Stimulation of Smad1 Transcriptional Activity by Ras-Extracellular Signal-Regulated Kinase Pathway: A Possible Mechanism for Collagen-Dependent Osteoblastic Differentiation

Abstract
Signals from bone morphogenetic protein receptors (BMPRs) and cell adhesion to type I collagen are both important for osteoblastic differentiation and functions. BMP signals are mediated mostly by Smad and collagen signals are transduced by integrins to activate focal adhesion kinase (FAK) and its downstream molecules. This study was undertaken to clarify how extracellular matrix collagen signals converge with BMP actions. We show that integrin activation by collagen was involved in BMP signals because disruption of either collagen synthesis or collagen‐α2β1‐integrin binding inhibited the stimulatory effect of BMP‐2 on osteoblastic MC3T3‐E1 cells. Downstream signals of collagen‐integrin might be FAK‐Ras‐extracellular signal‐regulated kinase (ERK) in osteoblastic cells.
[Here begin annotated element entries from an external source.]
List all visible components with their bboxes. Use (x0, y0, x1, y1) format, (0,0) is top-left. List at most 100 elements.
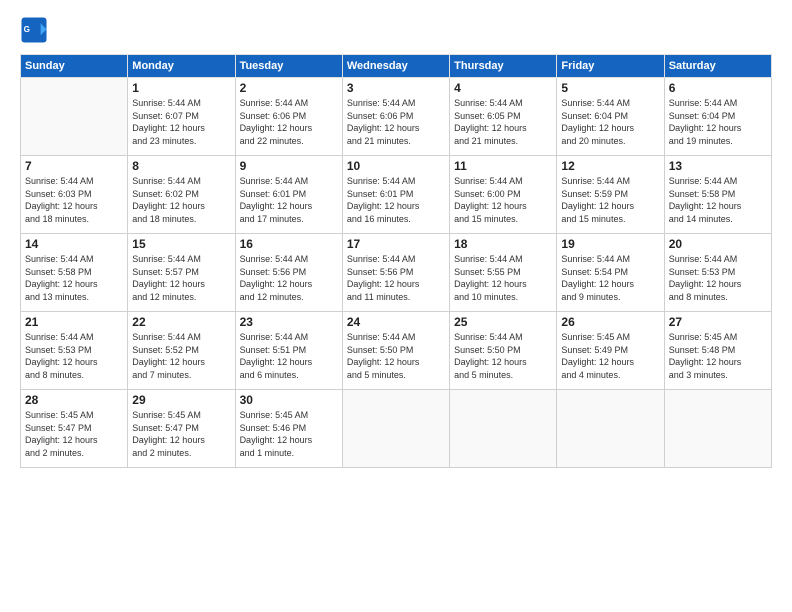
day-info: Sunrise: 5:44 AM Sunset: 6:04 PM Dayligh… (561, 97, 659, 147)
calendar-table: SundayMondayTuesdayWednesdayThursdayFrid… (20, 54, 772, 468)
day-info: Sunrise: 5:45 AM Sunset: 5:47 PM Dayligh… (25, 409, 123, 459)
day-number: 16 (240, 237, 338, 251)
day-number: 30 (240, 393, 338, 407)
week-row-1: 7 Sunrise: 5:44 AM Sunset: 6:03 PM Daylig… (21, 156, 772, 234)
day-number: 15 (132, 237, 230, 251)
weekday-header-row: SundayMondayTuesdayWednesdayThursdayFrid… (21, 55, 772, 78)
calendar-cell (21, 78, 128, 156)
calendar-cell: 25 Sunrise: 5:44 AM Sunset: 5:50 PM Dayli… (450, 312, 557, 390)
calendar-cell: 23Sunrise: 5:44 AM Sunset: 5:51 PM Dayli… (235, 312, 342, 390)
week-row-0: 1 Sunrise: 5:44 AM Sunset: 6:07 PM Daylig… (21, 78, 772, 156)
calendar-cell: 8 Sunrise: 5:44 AM Sunset: 6:02 PM Daylig… (128, 156, 235, 234)
calendar-cell: 2 Sunrise: 5:44 AM Sunset: 6:06 PM Daylig… (235, 78, 342, 156)
calendar-cell: 27 Sunrise: 5:45 AM Sunset: 5:48 PM Dayli… (664, 312, 771, 390)
calendar-cell: 19 Sunrise: 5:44 AM Sunset: 5:54 PM Dayli… (557, 234, 664, 312)
day-info: Sunrise: 5:44 AM Sunset: 5:53 PM Dayligh… (669, 253, 767, 303)
calendar-cell: 13Sunrise: 5:44 AM Sunset: 5:58 PM Dayli… (664, 156, 771, 234)
weekday-header-wednesday: Wednesday (342, 55, 449, 78)
calendar-cell: 29Sunrise: 5:45 AM Sunset: 5:47 PM Dayli… (128, 390, 235, 468)
weekday-header-friday: Friday (557, 55, 664, 78)
day-info: Sunrise: 5:44 AM Sunset: 6:01 PM Dayligh… (240, 175, 338, 225)
day-number: 4 (454, 81, 552, 95)
day-info: Sunrise: 5:44 AM Sunset: 6:07 PM Dayligh… (132, 97, 230, 147)
day-number: 13 (669, 159, 767, 173)
weekday-header-tuesday: Tuesday (235, 55, 342, 78)
day-number: 2 (240, 81, 338, 95)
day-number: 19 (561, 237, 659, 251)
calendar-cell: 10 Sunrise: 5:44 AM Sunset: 6:01 PM Dayli… (342, 156, 449, 234)
day-info: Sunrise: 5:44 AM Sunset: 6:02 PM Dayligh… (132, 175, 230, 225)
calendar-cell: 12 Sunrise: 5:44 AM Sunset: 5:59 PM Dayli… (557, 156, 664, 234)
day-info: Sunrise: 5:44 AM Sunset: 6:05 PM Dayligh… (454, 97, 552, 147)
day-number: 17 (347, 237, 445, 251)
day-info: Sunrise: 5:44 AM Sunset: 5:54 PM Dayligh… (561, 253, 659, 303)
day-number: 18 (454, 237, 552, 251)
day-info: Sunrise: 5:44 AM Sunset: 6:06 PM Dayligh… (347, 97, 445, 147)
day-info: Sunrise: 5:45 AM Sunset: 5:48 PM Dayligh… (669, 331, 767, 381)
calendar-cell: 15 Sunrise: 5:44 AM Sunset: 5:57 PM Dayli… (128, 234, 235, 312)
calendar-cell: 14 Sunrise: 5:44 AM Sunset: 5:58 PM Dayli… (21, 234, 128, 312)
day-info: Sunrise: 5:44 AM Sunset: 6:04 PM Dayligh… (669, 97, 767, 147)
week-row-3: 21 Sunrise: 5:44 AM Sunset: 5:53 PM Dayli… (21, 312, 772, 390)
logo: G (20, 16, 50, 44)
day-number: 27 (669, 315, 767, 329)
calendar-cell: 5 Sunrise: 5:44 AM Sunset: 6:04 PM Daylig… (557, 78, 664, 156)
week-row-4: 28 Sunrise: 5:45 AM Sunset: 5:47 PM Dayli… (21, 390, 772, 468)
day-number: 22 (132, 315, 230, 329)
calendar-cell: 20 Sunrise: 5:44 AM Sunset: 5:53 PM Dayli… (664, 234, 771, 312)
day-info: Sunrise: 5:44 AM Sunset: 5:50 PM Dayligh… (347, 331, 445, 381)
day-number: 10 (347, 159, 445, 173)
calendar-cell (342, 390, 449, 468)
day-number: 12 (561, 159, 659, 173)
calendar-cell: 3 Sunrise: 5:44 AM Sunset: 6:06 PM Daylig… (342, 78, 449, 156)
calendar-cell: 7 Sunrise: 5:44 AM Sunset: 6:03 PM Daylig… (21, 156, 128, 234)
calendar-cell: 11 Sunrise: 5:44 AM Sunset: 6:00 PM Dayli… (450, 156, 557, 234)
calendar-cell: 16 Sunrise: 5:44 AM Sunset: 5:56 PM Dayli… (235, 234, 342, 312)
day-number: 9 (240, 159, 338, 173)
calendar-cell: 30 Sunrise: 5:45 AM Sunset: 5:46 PM Dayli… (235, 390, 342, 468)
day-number: 29 (132, 393, 230, 407)
day-number: 1 (132, 81, 230, 95)
day-info: Sunrise: 5:45 AM Sunset: 5:49 PM Dayligh… (561, 331, 659, 381)
day-number: 11 (454, 159, 552, 173)
logo-icon: G (20, 16, 48, 44)
day-info: Sunrise: 5:44 AM Sunset: 6:06 PM Dayligh… (240, 97, 338, 147)
week-row-2: 14 Sunrise: 5:44 AM Sunset: 5:58 PM Dayli… (21, 234, 772, 312)
day-info: Sunrise: 5:44 AM Sunset: 5:51 PM Dayligh… (240, 331, 338, 381)
day-number: 20 (669, 237, 767, 251)
day-number: 5 (561, 81, 659, 95)
day-info: Sunrise: 5:44 AM Sunset: 6:03 PM Dayligh… (25, 175, 123, 225)
day-number: 28 (25, 393, 123, 407)
header: G (20, 16, 772, 44)
day-info: Sunrise: 5:44 AM Sunset: 6:01 PM Dayligh… (347, 175, 445, 225)
day-info: Sunrise: 5:44 AM Sunset: 5:57 PM Dayligh… (132, 253, 230, 303)
calendar-cell: 9 Sunrise: 5:44 AM Sunset: 6:01 PM Daylig… (235, 156, 342, 234)
day-info: Sunrise: 5:44 AM Sunset: 5:56 PM Dayligh… (240, 253, 338, 303)
day-info: Sunrise: 5:44 AM Sunset: 5:52 PM Dayligh… (132, 331, 230, 381)
day-number: 24 (347, 315, 445, 329)
day-number: 7 (25, 159, 123, 173)
day-number: 8 (132, 159, 230, 173)
day-info: Sunrise: 5:44 AM Sunset: 5:59 PM Dayligh… (561, 175, 659, 225)
weekday-header-saturday: Saturday (664, 55, 771, 78)
calendar-cell: 4 Sunrise: 5:44 AM Sunset: 6:05 PM Daylig… (450, 78, 557, 156)
day-number: 21 (25, 315, 123, 329)
calendar-cell: 24 Sunrise: 5:44 AM Sunset: 5:50 PM Dayli… (342, 312, 449, 390)
day-info: Sunrise: 5:44 AM Sunset: 5:58 PM Dayligh… (25, 253, 123, 303)
weekday-header-sunday: Sunday (21, 55, 128, 78)
weekday-header-monday: Monday (128, 55, 235, 78)
day-number: 14 (25, 237, 123, 251)
calendar-cell: 18 Sunrise: 5:44 AM Sunset: 5:55 PM Dayli… (450, 234, 557, 312)
day-number: 3 (347, 81, 445, 95)
day-info: Sunrise: 5:44 AM Sunset: 5:55 PM Dayligh… (454, 253, 552, 303)
calendar-cell: 1 Sunrise: 5:44 AM Sunset: 6:07 PM Daylig… (128, 78, 235, 156)
calendar-cell (664, 390, 771, 468)
day-number: 26 (561, 315, 659, 329)
day-info: Sunrise: 5:44 AM Sunset: 6:00 PM Dayligh… (454, 175, 552, 225)
day-info: Sunrise: 5:44 AM Sunset: 5:53 PM Dayligh… (25, 331, 123, 381)
calendar-cell: 22 Sunrise: 5:44 AM Sunset: 5:52 PM Dayli… (128, 312, 235, 390)
day-info: Sunrise: 5:45 AM Sunset: 5:46 PM Dayligh… (240, 409, 338, 459)
day-info: Sunrise: 5:44 AM Sunset: 5:50 PM Dayligh… (454, 331, 552, 381)
day-number: 25 (454, 315, 552, 329)
page: G SundayMondayTuesdayWednesdayThursdayFr… (0, 0, 792, 612)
We further show that Ras‐ERK signals enhanced the transcriptional activity of Smad1 in response to BMP in these cells transiently transfected with expression plasmids for a constitutively active mutant RasV12, a dominant negative mutant RasN17, and an ERK phosphatase CL100. Ras‐ERK signals did not augment the transcriptional activity of Smad3 in response to transforming growth factor β (TGF‐β) receptor activation but that of Smad1 in response to BMPR activation as examined in COS‐1 cells. These observations suggest that the Ras‐ERK pathway downstream of integrin‐FAK is involved in Smad1 signals activated by BMP and provide a possible mechanism for cooperation between intracellular signals activated by integrin and BMPRs in osteoblastic cells.